La experiencia estética, al ser un acto
de destrucción, no llama a una verdad sino a un Eros. “¡Más allá de ‘mí’ y de
‘ti’!” pide Nietzsche “¡Un sentir cósmico!” (2008, p. 760). En la temporalidad postpresente
quizá no acude el más antiguo ni el más “puro” sino uno tóxico, tal vez “sucio”
o perverso: ¿el Eros nitzscheano envenenado por el
cristianismo? En todo caso, uno que haga del impulso vital un campo de
conflictos y no una trayectoria. Aquel que hace de cada cicatriz ¾experiencia,
vuelo, deseo¾ no la
extensión de la nostalgia sino el anuncio del naufragio por venir.
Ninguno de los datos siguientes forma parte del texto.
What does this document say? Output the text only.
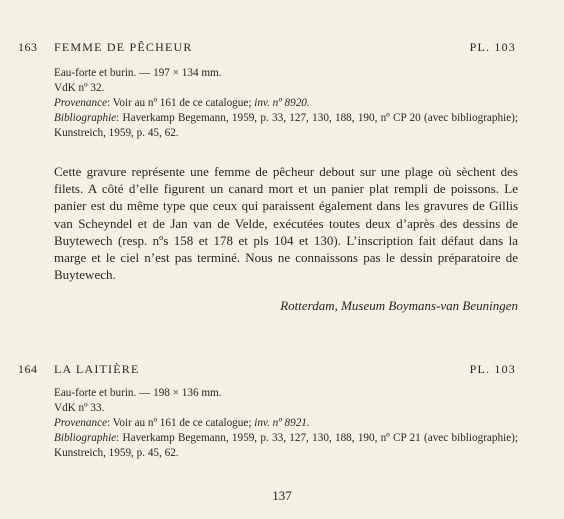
163 FEMME DE PÊCHEUR	PL. 103
Eau-forte et burin. — 197 × 134 mm.
VdK nº 32.
Provenance: Voir au nº 161 de ce catalogue; inv. nº 8920.
Bibliographie: Haverkamp Begemann, 1959, p. 33, 127, 130, 188, 190, nº CP 20 (avec bibliographie); Kunstreich, 1959, p. 45, 62.
Cette gravure représente une femme de pêcheur debout sur une plage où sèchent des filets. A côté d’elle figurent un canard mort et un panier plat rempli de poissons. Le panier est du même type que ceux qui paraissent également dans les gravures de Gillis van Scheyndel et de Jan van de Velde, exécutées toutes deux d’après des dessins de Buytewech (resp. nºs 158 et 178 et pls 104 et 130). L’inscription fait défaut dans la marge et le ciel n’est pas terminé. Nous ne connaissons pas le dessin préparatoire de Buytewech.
Rotterdam, Museum Boymans-van Beuningen
164 LA LAITIÈRE	PL. 103
Eau-forte et burin. — 198 × 136 mm.
VdK nº 33.
Provenance: Voir au nº 161 de ce catalogue; inv. nº 8921.
Bibliographie: Haverkamp Begemann, 1959, p. 33, 127, 130, 188, 190, nº CP 21 (avec bibliographie); Kunstreich, 1959, p. 45, 62.
137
En fin, un
Eros que exponga la locura como única posibilidad de ser:
¡Concededme,
Dios mío, la locura, para que llegue a creer en mí!
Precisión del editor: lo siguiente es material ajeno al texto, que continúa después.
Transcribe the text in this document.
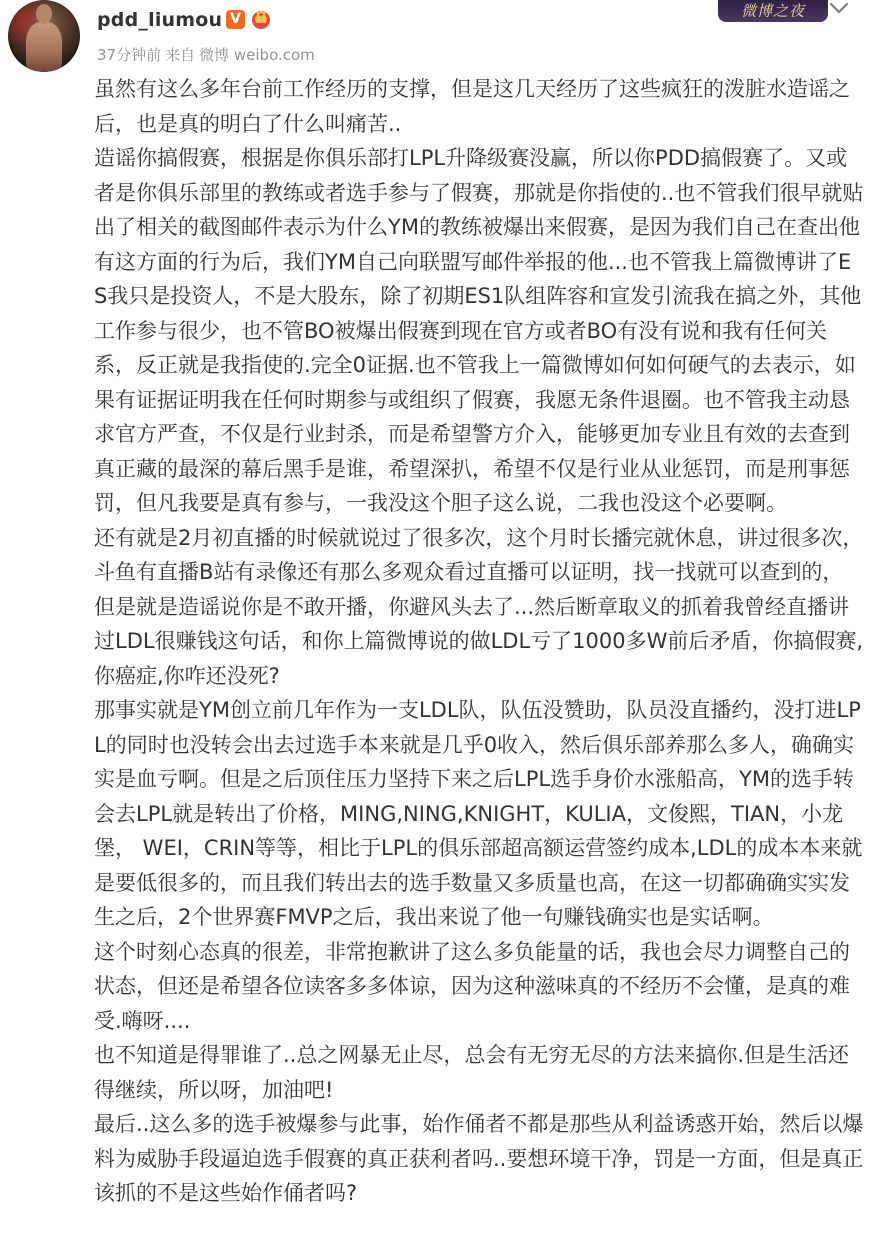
pdd_liumou V
37分钟前 来自 微博 weibo.com
微博之夜

虽然有这么多年台前工作经历的支撑，但是这几天经历了这些疯狂的泼脏水造谣之后，也是真的明白了什么叫痛苦..

造谣你搞假赛，根据是你俱乐部打LPL升降级赛没赢，所以你PDD搞假赛了。又或者是你俱乐部里的教练或者选手参与了假赛，那就是你指使的..也不管我们很早就贴出了相关的截图邮件表示为什么YM的教练被爆出来假赛，是因为我们自己在查出他有这方面的行为后，我们YM自己向联盟写邮件举报的他...也不管我上篇微博讲了ES我只是投资人，不是大股东，除了初期ES1队组阵容和宣发引流我在搞之外，其他工作参与很少，也不管BO被爆出假赛到现在官方或者BO有没有说和我有任何关系，反正就是我指使的.完全0证据.也不管我上一篇微博如何如何硬气的去表示，如果有证据证明我在任何时期参与或组织了假赛，我愿无条件退圈。也不管我主动恳求官方严查，不仅是行业封杀，而是希望警方介入，能够更加专业且有效的去查到真正藏的最深的幕后黑手是谁，希望深扒，希望不仅是行业从业惩罚，而是刑事惩罚，但凡我要是真有参与，一我没这个胆子这么说，二我也没这个必要啊。

还有就是2月初直播的时候就说过了很多次，这个月时长播完就休息，讲过很多次，斗鱼有直播B站有录像还有那么多观众看过直播可以证明，找一找就可以查到的，但是就是造谣说你是不敢开播，你避风头去了...然后断章取义的抓着我曾经直播讲过LDL很赚钱这句话，和你上篇微博说的做LDL亏了1000多W前后矛盾，你搞假赛,你癌症,你咋还没死?

那事实就是YM创立前几年作为一支LDL队，队伍没赞助，队员没直播约，没打进LPL的同时也没转会出去过选手本来就是几乎0收入，然后俱乐部养那么多人，确确实实是血亏啊。但是之后顶住压力坚持下来之后LPL选手身价水涨船高，YM的选手转会去LPL就是转出了价格，MING,NING,KNIGHT，KULIA，文俊熙，TIAN，小龙堡， WEI，CRIN等等，相比于LPL的俱乐部超高额运营签约成本,LDL的成本本来就是要低很多的，而且我们转出去的选手数量又多质量也高，在这一切都确确实实发生之后，2个世界赛FMVP之后，我出来说了他一句赚钱确实也是实话啊。

这个时刻心态真的很差，非常抱歉讲了这么多负能量的话，我也会尽力调整自己的状态，但还是希望各位读客多多体谅，因为这种滋味真的不经历不会懂，是真的难受.嗨呀....

也不知道是得罪谁了..总之网暴无止尽，总会有无穷无尽的方法来搞你.但是生活还得继续，所以呀，加油吧!

最后..这么多的选手被爆参与此事，始作俑者不都是那些从利益诱惑开始，然后以爆料为威胁手段逼迫选手假赛的真正获利者吗..要想环境干净，罚是一方面，但是真正该抓的不是这些始作俑者吗?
¡Mándame delirios y convulsiones, momentos de lucidez y de oscuridad
repentinas! ¡Asústame con escalofríos y ardores tales que ningún mortal los
haya sentido jamás! ¡rodéame de estrépitos y de fantasmas! ¡Déjame aullar,
gemir, arrastrarme como un animal, si de ese modo puedo llegar a tener fe en mí
mismo! (Nietzsche, 2000, p.19).
Las disrupciones, tan propias del arte
actual, son entonces producto de un Eros que desestabiliza, de un juego hacer y
deshacer. La seducción es inseparable de ese impulso nietzscheano. Como afirma
Deleuze (1998), Nietzsche entiende el arte como algo que estimula la “voluntad
de poder”. Tejer discursos, suscitar necesidades y desplegar estrategias de
asedio forman parte de ello. Penetrar con las palabras, las imágenes o la carne
es extender maniobras iniciadas con el contacto. Artimañas excitantes donde
“los significados combaten entre sí, se neutralizan y se aniquilan” (Paz, 1994,
p.445). Un cuerpo erotizado es un espacio invadido. Donde aparece Eros la
máquina poética cede a las maquinaciones que traman la posesión. El contacto no es un destino sino el efecto
ocasionado por ese Eros que busca el placer en la actividad y no en la idea o
la referencia. No está dado a la contemplación o la mímesis. Semejante espacio
erótico le pertenece al asedio, la destrucción y el arrebato.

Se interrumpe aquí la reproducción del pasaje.